A partir de abril, as prisões vão ter mais 400 guardas prisionais, o que vai permitir um "enorme alívio" do sistema prisional, segundo a ministra da Justiça. Francisca Van Dunem reconhece, no entanto, que o sistema continuará em défice de profissionais nas cadeias.

Foi durante a cerimónia de lançamento do livro "Mãos de Esperança", por ocasião do Dia Internacional da Mulher, que assinalou também os 65 anos do Estabelecimento Prisional (feminino) de Tires, que, na presença da procuradora-geral da República, do presidente do Supremo Tribunal de Justiça, do diretor nacional da Polícia Judiciária e do diretor-geral do sistema prisional, a ministra se referiu a este reforço de pessoal nas prisões.

Os 400 guardas que vão entrar [em abril] vão permitir um enorme alívio para o sistema.
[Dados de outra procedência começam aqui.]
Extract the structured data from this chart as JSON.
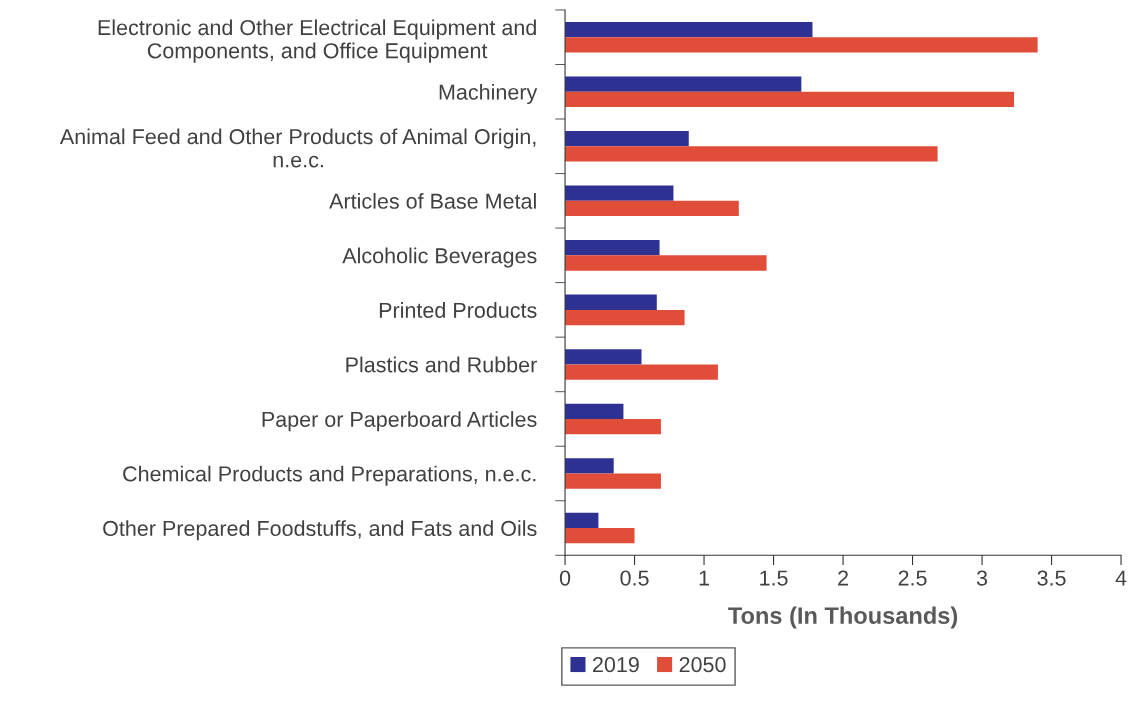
{
  "chart_data": {
    "type": "bar",
    "orientation": "horizontal",
    "categories": [
      "Electronic and Other Electrical Equipment and\nComponents, and Office Equipment",
      "Machinery",
      "Animal Feed and Other Products of Animal Origin,\nn.e.c.",
      "Articles of Base Metal",
      "Alcoholic Beverages",
      "Printed Products",
      "Plastics and Rubber",
      "Paper or Paperboard Articles",
      "Chemical Products and Preparations, n.e.c.",
      "Other Prepared Foodstuffs, and Fats and Oils"
    ],
    "series": [
      {
        "name": "2019",
        "color": "#2e3192",
        "values": [
          1.78,
          1.7,
          0.89,
          0.78,
          0.68,
          0.66,
          0.55,
          0.42,
          0.35,
          0.24
        ]
      },
      {
        "name": "2050",
        "color": "#e04e39",
        "values": [
          3.4,
          3.23,
          2.68,
          1.25,
          1.45,
          0.86,
          1.1,
          0.69,
          0.69,
          0.5
        ]
      }
    ],
    "xlabel": "Tons (In Thousands)",
    "xlim": [
      0,
      4
    ],
    "xticks": [
      0,
      {
        "value": 0.5,
        "label": "0.5"
      },
      1,
      {
        "value": 1.5,
        "label": "1.5"
      },
      2,
      {
        "value": 2.5,
        "label": "2.5"
      },
      3,
      {
        "value": 3.5,
        "label": "3.5"
      },
      4
    ],
    "grid": false,
    "legend": "bottom"
  }
}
Apesar de tudo, o sistema continuará em défice, como continuam [em défice] todos os sistemas públicos que ao longo dos últimos anos sofreram um grande desinvestimento"
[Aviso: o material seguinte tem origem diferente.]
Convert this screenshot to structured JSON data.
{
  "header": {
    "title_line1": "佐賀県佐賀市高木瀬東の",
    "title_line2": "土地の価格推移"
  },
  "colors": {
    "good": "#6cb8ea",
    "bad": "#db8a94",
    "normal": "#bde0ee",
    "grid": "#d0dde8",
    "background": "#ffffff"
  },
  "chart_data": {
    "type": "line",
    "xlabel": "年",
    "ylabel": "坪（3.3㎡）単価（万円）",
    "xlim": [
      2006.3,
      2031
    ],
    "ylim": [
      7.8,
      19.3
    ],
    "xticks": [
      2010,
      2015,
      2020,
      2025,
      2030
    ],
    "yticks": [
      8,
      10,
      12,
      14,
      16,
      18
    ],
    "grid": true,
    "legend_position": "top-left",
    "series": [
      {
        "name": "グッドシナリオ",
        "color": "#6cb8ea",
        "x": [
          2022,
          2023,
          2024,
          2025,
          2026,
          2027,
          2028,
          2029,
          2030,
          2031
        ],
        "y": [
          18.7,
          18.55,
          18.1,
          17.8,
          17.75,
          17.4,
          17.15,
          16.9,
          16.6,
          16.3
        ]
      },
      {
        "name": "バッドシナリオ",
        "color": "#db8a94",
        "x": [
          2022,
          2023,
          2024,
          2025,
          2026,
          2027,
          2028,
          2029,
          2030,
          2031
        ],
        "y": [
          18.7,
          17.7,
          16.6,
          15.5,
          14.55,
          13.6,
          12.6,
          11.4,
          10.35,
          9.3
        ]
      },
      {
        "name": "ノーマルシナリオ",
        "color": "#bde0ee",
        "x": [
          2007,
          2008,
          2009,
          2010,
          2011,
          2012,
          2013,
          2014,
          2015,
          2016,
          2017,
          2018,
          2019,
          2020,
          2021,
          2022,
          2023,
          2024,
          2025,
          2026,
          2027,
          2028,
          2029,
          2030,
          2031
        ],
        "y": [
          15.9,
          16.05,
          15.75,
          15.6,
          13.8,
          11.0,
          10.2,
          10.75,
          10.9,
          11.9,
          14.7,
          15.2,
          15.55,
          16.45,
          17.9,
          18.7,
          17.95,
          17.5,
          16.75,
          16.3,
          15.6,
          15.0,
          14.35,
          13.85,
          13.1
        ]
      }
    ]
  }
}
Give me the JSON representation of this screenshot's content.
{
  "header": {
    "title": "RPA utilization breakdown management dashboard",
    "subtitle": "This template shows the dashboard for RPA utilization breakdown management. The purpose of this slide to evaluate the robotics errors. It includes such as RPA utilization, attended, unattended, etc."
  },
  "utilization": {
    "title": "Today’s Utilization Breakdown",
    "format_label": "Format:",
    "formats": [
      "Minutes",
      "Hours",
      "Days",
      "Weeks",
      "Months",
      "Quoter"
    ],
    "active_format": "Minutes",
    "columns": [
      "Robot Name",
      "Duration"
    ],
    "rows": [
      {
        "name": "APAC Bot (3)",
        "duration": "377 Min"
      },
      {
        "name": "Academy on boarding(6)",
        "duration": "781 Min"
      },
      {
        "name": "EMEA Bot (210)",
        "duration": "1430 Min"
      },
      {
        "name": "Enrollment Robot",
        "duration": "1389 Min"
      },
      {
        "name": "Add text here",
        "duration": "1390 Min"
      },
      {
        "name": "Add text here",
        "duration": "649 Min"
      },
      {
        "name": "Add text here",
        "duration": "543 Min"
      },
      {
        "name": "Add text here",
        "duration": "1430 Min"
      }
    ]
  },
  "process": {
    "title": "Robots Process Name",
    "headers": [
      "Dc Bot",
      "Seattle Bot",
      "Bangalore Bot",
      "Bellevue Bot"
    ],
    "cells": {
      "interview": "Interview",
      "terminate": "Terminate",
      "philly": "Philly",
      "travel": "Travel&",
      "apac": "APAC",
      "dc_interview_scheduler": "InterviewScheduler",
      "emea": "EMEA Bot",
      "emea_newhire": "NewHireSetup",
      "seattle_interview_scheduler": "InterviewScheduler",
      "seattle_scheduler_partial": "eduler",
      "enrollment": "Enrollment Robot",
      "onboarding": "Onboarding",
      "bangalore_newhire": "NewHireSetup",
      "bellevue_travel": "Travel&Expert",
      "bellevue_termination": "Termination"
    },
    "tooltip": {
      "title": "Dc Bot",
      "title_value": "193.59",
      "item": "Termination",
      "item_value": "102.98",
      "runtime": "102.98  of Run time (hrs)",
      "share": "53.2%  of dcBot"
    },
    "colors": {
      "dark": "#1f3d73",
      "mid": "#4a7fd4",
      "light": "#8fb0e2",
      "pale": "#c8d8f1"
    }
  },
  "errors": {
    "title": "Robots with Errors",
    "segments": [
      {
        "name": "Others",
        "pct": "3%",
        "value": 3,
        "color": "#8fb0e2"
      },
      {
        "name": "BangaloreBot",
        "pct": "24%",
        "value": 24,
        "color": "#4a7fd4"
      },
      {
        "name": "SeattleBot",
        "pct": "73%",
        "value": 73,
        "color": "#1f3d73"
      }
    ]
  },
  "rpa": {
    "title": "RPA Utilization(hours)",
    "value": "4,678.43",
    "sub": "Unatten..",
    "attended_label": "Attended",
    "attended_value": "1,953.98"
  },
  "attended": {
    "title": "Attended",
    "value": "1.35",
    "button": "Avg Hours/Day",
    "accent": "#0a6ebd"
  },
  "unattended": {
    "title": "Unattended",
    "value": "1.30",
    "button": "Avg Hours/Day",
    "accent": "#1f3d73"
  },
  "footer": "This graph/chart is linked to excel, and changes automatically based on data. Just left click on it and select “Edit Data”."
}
Cadeias masculinas têm mais problemas por resolver

A governante sublinhou que o Ministério da Justiça tem feito um "esforço gradual para colmatar as deficiências" que ainda continuam a existir no setor e admitiu ter a perceção de que as cadeias femininas, como é o caso de Tires, têm menos problemas que as masculinas, alvo de reparos e críticas do último relatório do Comité para a Prevenção da Tortura (CPT) do Conselho da Europa.

Uma das razões para a melhor situação das cadeias femininas, explicou, reside no facto de, na maioria, serem mais recentes do que as masculinas, pelo que o edificado apresenta menos problemas e é mais fácil quanto a obras.
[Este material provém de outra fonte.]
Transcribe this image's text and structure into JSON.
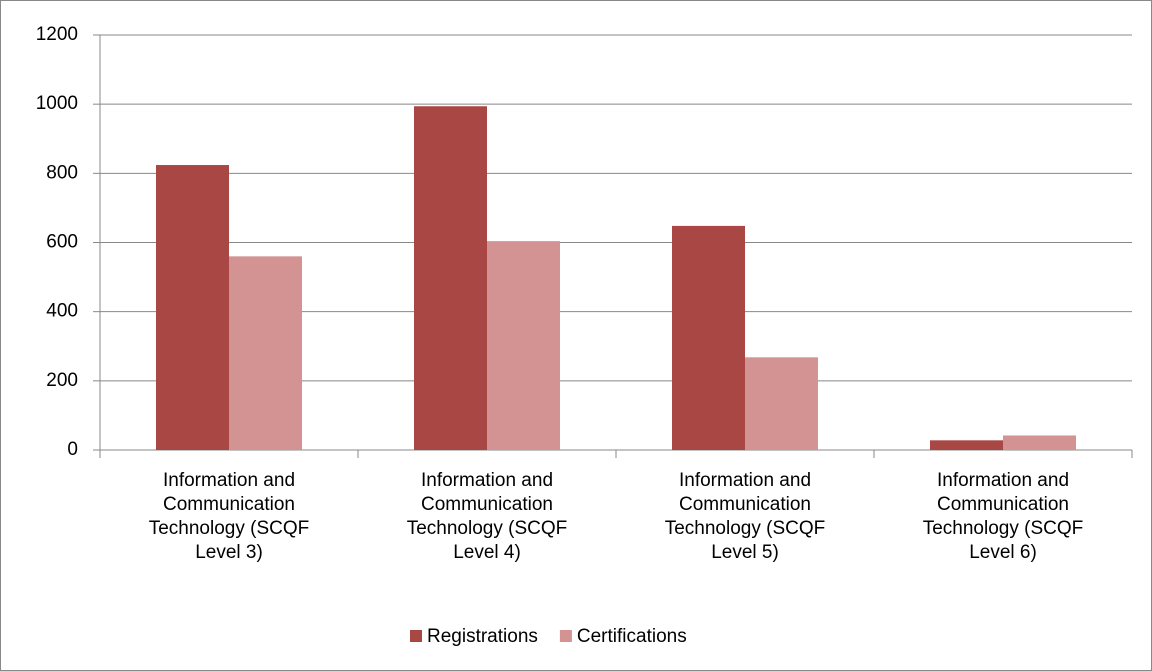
{
  "chart_data": {
    "type": "bar",
    "categories": [
      "Information and Communication Technology (SCQF Level 3)",
      "Information and Communication Technology (SCQF Level 4)",
      "Information and Communication Technology (SCQF Level 5)",
      "Information and Communication Technology (SCQF Level 6)"
    ],
    "series": [
      {
        "name": "Registrations",
        "color": "#a94744",
        "values": [
          824,
          994,
          648,
          28
        ]
      },
      {
        "name": "Certifications",
        "color": "#d39393",
        "values": [
          560,
          604,
          268,
          42
        ]
      }
    ],
    "ylim": [
      0,
      1200
    ],
    "yticks": [
      0,
      200,
      400,
      600,
      800,
      1000,
      1200
    ],
    "grid": true,
    "legend": "bottom"
  }
}
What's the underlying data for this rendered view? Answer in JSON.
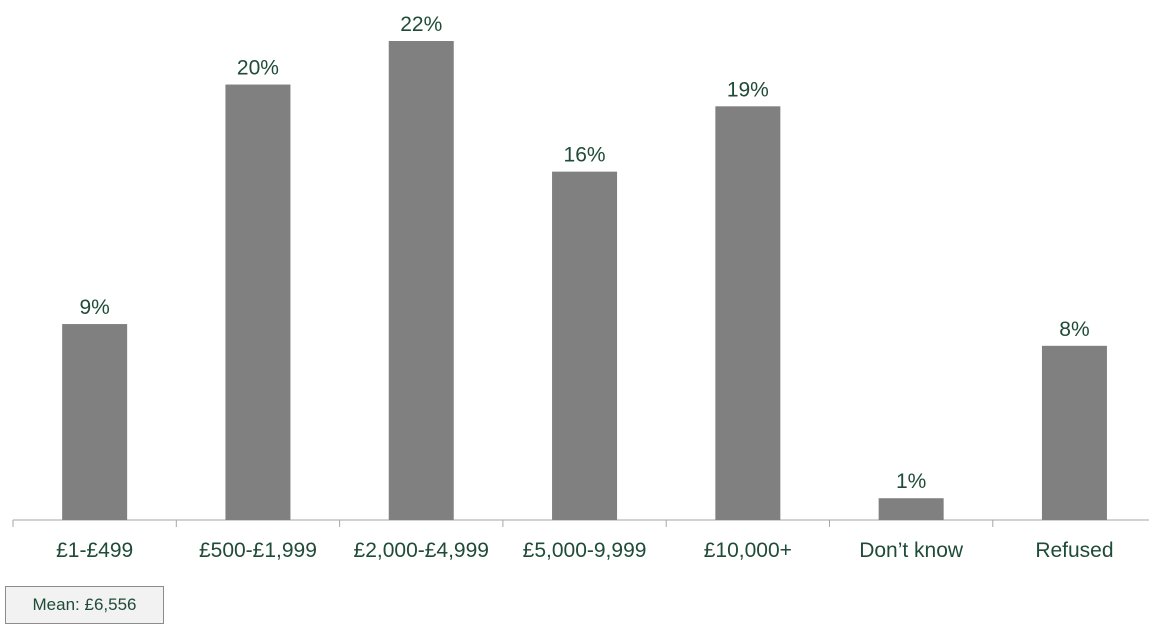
{
  "chart_data": {
    "type": "bar",
    "categories": [
      "£1-£499",
      "£500-£1,999",
      "£2,000-£4,999",
      "£5,000-9,999",
      "£10,000+",
      "Don’t know",
      "Refused"
    ],
    "values": [
      9,
      20,
      22,
      16,
      19,
      1,
      8
    ],
    "value_labels": [
      "9%",
      "20%",
      "22%",
      "16%",
      "19%",
      "1%",
      "8%"
    ],
    "unit": "%",
    "ylim": [
      0,
      22
    ],
    "grid": false,
    "legend": "none",
    "colors": {
      "bar": "#808080",
      "label": "#1f4b38",
      "axis": "#a6a6a6"
    }
  },
  "annotation": {
    "mean_label": "Mean: £6,556"
  }
}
"As cadeias que foram identificadas em piores condições são efetivamente masculinas", disse Francisca Van Dunem, notando que algumas delas são "muito antigas e com estruturas que foram adaptadas e que hoje são muito difíceis de reabilitar".

A ministra salientou que a iniciativa que hoje decorreu na cadeia de Tires tem um "particular significado", porque demonstra a "preocupação" do Governo quanto às questões de cidadania e igualdade de género, bem como a preocupação com a reinserção social dos condenados, particularmente das condenadas do sexo feminino, que muitas vezes vêm já do exterior numa posição de máxima fragilidade.

Cadeias que existem chegam, mas...

O diretor-geral das cadeias Celso Manata referiu que, em termos quantitativos, o número de cadeias é suficiente, porque existe um grande estabelecimento prisional em Lisboa, outro no Porto e "mais algumas unidades mais curtas".

O problema não está aí. O problema está na localização e, portanto, temos que no futuro criar alguns polos para que as reclusas estejam mais próximas das famílias"

Quanto ao Estabelecimento Prisional de Tires, Celso Manata adiantou que existem três grandes pavilhões, estando um deles vazio, pelo que não há qualquer problema de capacidade para a população reclusa feminina.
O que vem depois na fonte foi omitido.